Bir araba lastiğinin reklamını yapmak için eve istediği saatte gelmek istediği
saatte çıkıp gitmek özgürlük sayılabilir mi? İnsanın insani değerler taşımadığı
bir toplumda ne derece kadın değer kazanabilir.?

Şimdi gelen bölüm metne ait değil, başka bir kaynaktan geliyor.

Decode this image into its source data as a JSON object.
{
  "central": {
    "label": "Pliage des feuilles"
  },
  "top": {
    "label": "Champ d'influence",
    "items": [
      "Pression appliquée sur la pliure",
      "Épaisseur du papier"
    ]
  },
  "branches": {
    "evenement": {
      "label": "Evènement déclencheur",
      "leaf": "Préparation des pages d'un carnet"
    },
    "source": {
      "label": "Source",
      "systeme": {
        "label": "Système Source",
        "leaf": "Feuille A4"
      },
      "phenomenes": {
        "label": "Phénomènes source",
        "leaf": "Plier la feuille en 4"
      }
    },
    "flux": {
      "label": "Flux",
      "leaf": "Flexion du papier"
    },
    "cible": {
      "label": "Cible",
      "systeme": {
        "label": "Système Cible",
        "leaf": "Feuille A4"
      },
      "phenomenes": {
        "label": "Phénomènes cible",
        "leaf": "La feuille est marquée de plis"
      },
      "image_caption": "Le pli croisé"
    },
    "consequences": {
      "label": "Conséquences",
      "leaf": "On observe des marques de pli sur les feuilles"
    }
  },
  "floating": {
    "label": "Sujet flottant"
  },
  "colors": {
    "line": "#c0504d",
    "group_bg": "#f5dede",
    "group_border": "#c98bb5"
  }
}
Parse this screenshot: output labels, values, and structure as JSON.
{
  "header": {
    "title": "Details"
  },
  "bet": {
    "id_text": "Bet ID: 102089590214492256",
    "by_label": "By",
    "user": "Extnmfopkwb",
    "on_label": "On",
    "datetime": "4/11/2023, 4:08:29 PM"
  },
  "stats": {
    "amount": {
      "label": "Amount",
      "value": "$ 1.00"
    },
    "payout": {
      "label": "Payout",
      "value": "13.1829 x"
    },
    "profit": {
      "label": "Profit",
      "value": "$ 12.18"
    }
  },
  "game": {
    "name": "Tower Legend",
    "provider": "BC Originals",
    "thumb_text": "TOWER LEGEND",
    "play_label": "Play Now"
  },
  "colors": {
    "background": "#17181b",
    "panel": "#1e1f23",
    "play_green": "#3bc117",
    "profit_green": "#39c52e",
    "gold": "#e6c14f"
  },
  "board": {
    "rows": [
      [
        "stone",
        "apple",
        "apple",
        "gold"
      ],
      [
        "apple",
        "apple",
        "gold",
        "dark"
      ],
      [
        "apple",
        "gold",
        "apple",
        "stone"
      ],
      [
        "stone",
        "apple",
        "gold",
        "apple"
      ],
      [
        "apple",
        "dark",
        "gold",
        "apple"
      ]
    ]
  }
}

Merhametsiz bir yuvada yetişen çocuk, annesini uyku saatinde gören bir çocuk,
işin verdiği yorgunlukla eve gelerek stres ve bunalımdan çocuğunun tenine dahi
dokunmadan koltuğun üzerine uzanan, adeta bir cesedi andıran günümüz batı
feminist kadını ne derece özgür sayılabilir? Annesiz büyüyen, kreşlerde
büyütülen çocuk yarın nasıl annesini tanıyabilir? Annenin şefkat ve sevgisine
muhtaç olan çocuk, annesini bile görmeden büyüyüp topluma karışırsa, yarın o
çocuktan nasıl merhamet kanatlarını sana germesini bekleyebilirsin?
“İçinizden,
kendileriyle huzura kavuşacağınız eşler yaratıp; aranızda muhabbet ve rahmet
var etmesi, O’nun varlığının belgelerindendir. Bunlarda, düşünen kavim için
dersler vardır.”[24]
“Yarattığı her şeyi
güzel yaratan”[25]
Allah kadını da en “güzel yaratan,”[26]
dır. Allah (c.c) kadını da en güzel şekilde yaratmış
ve ona hayat arkadaşını bağışlamıştır. Birbirini tamamlayan iki varlık! Onsuz
(kadınsız) olunamayacağı gibi, onsuzluğunda (erkeksiz) düşünülemediği bir
varlık! Yaratılışta birbirini tamamlayan iki insan.
Eyyaşi tefsirinde
zikredildiği gibi İmam Bakır’dan nakledilen bir rivayete göre “yüce Allah (c.c)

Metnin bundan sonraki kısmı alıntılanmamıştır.